Es liegt auf der Hand, dass es keine eindeutige Wahrheit eines Gemäldes gibt und so steckt in jeder seiner Bildbetrachtungen die Einladung selbst zu schauen und selbst zu entdecken, wo die Botschaft der Jesusgeschichte zu finden ist.

 

Drewermann beschränkt sich in seinen Bildbetrachtungen nicht nur auf die christliche Ikonografie, er bespricht Bilder aus allen Epochen der Kunstgeschichte und so kann ihm auch ein Bild von Otto Dix, in welchem dieser die Schrecken des Krieges vor Flandern darstellt, zu einer Darstellung des Karfreitagsgeschehens werden.

 

Manchmal wählt er einen kleinen Bildausschnitt, um in der Betrachtung einer schwer überschaubaren Szene Halt und Ziel zu geben. Geht man zurück zum Gesamtbild, sieht manches in neuem anderen Licht. Die unterschiedlichen Epochen, in denen die Bilder gemalt wurden, die verschiedenen Malstile, in denen das Leben Jesu interpretiert wurde, die ganz unterschiedlichen Glaubenswelten, denen die Künstler entstammen, garantieren, dass in der Summe ein sehr vielgestaltiges Jesusbild entsteht.

 

Diese Vorgehensweise widersteht jeder ideologischen Engführung.

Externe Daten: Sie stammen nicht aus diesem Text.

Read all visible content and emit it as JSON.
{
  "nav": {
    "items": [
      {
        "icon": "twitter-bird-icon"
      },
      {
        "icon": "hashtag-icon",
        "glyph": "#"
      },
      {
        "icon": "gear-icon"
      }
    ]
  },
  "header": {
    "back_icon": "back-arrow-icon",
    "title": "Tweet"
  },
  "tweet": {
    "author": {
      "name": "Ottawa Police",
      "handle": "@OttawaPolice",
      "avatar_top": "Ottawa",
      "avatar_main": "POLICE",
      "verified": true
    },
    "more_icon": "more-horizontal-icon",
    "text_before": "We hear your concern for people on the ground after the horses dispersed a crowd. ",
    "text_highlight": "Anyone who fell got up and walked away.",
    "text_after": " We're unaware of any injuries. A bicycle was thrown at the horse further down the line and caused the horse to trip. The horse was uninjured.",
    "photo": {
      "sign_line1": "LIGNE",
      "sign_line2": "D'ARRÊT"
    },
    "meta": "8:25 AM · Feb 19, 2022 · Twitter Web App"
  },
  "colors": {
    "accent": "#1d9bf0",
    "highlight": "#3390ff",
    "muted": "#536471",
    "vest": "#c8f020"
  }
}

Immer wieder werden neue innere Bilder aufgerufen, die zwischen der Reproduktion, dem Begleittext und dem lesenden Betrachter hin und herwandern.

 

Um die Auferstehungshoffnung in ein Bild zu fassen, verweist Drewermann auf ein Mumienprortrait aus dem alten Ägypten, das Bildnis einer makellosen jungen Frau zeigt und illustriert so das Bibelwort: „Denn die Liebe ist stark wie der Tod und Leidenschaft unwiderstehlich wie das Totenreich. Ihre Glut ist feurig und eine Flamme des Herrn, so dass auch viele Wasser die Liebe nicht auslöschen und Ströme sie nicht ertränken können.“

 

Auch ich bin ich leidenschaftlicher Kunstbetrachter und so gibt es vor meinem inneren Auge eine ganz eigene Bilderbibel und die ist für meine Vorstellung von Jesus so wichtig wie die Bücher, die ich über ihn gelesen habe.